4.Remove meat to a hot platter. Spoon off excess fat from the liquid in the pan. Add wine and simmer several minutes to reduce. Add the sour cream to it, heat through, but do not boil. Pour sauce over the steaks.


----------



## lyndalou (Jan 13, 2005)

This sure looks like a winner. I've printed it and need to get some sour cream and the round steak. Thanks, Kansas Girl


----------



## mudbug (Jan 13, 2005)

Mom used to make this all the time (sorry, don't remember recipe).  Is it really "Swiss"?

Anybody know of other Swiss recipes, other than cheese fondue?  You don't hear that much about great Swiss cooks or foods besides their chocolate.


----------



## kansasgirl (Jan 13, 2005)

I have a few others. I think there are some cuisines that are largely overlooked, Swiss recipes being one of them. I will post these now and more to come.

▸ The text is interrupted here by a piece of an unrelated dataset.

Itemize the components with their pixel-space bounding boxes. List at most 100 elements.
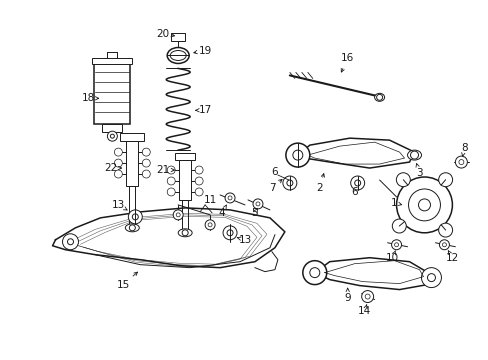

Swiss Bread Pudding - Brotauflauf
1/2 lb Fresh bread rolls (yeast-type)
1/2 c White wine (can use all milk)
1/2 c Milk 
1/2 c Melted butter 
1 c Sugar 
1/2 ts Cinnamon 
Juice and zest of 1 lemon 
2 tb Rum 
4 Egg yolks 
4 Egg whites, beaten stiff 

Preheat oven to 375F.  Butter a medium souffle, or a casserole with sides. Set aside.
1.Cut the bread rolls into thin slices. Put them in a saucepan, pour over the wine or milk, and heat them gently, breaking them up a little as they soften. 
2.Combine the melted butter, sugar, cinnamon, lemon juice and zest, rum, and egg yolks. Beat well, and add them to the bread and wine/milk mixture. Mix well. 
3.Carefully fold in the egg whites, and put the mixture into a buttered souffle dish. Bake for an hour or until puffed and golden. Serve with a vanilla or sweet wine sauce if desired.

Lucerne Gingerbread
2 c  Fresh cream 
3  Lemons, juiced
1/3 c Pear puree 
1/2 c Sugar 
1 tb Mixed ground spices, any combination (star anise, cloves, cinnamon, ginger, nutmeg, cardamon) 
1 ts Baking soda 
4 1/2 c Whole wheat flour 
6 oz Walnuts, roughly chopped

Preheat oven to 350F
1.Add the lemon juice to the cream and leave for a few minutes to allow the cream to curdle slightly. 
2.Mix together the cream, pear puree, sugar, mixed spices and baking soda. Add the flour. Mix until well blended and then add the nuts. 
3.Fill a cake tin or flan ring with 6 cm high sides with gingerbread batter.
4.Bake in the oven for 50 minutes. Allow to cool throughly and serve cold.


----------



## mudbug (Jan 14, 2005)

Thanks, kansasgirl.  Interesting about the pear puree in the gingerbread.  I made some "regular" gingerbread over the holidays and was thinking of serving it with canned pears and whipped cream.  Nobody here was interested - they ate it all up for breakfast.


----------



## lyndalou (Jan 15, 2005)

Where can I get the pear puree? Can I just puree canned pears in my blender?


----------



## kansasgirl (Jan 15, 2005)

I think that very soft fresh pears are best for pureeing, but you can also used canned or even baby food.


----------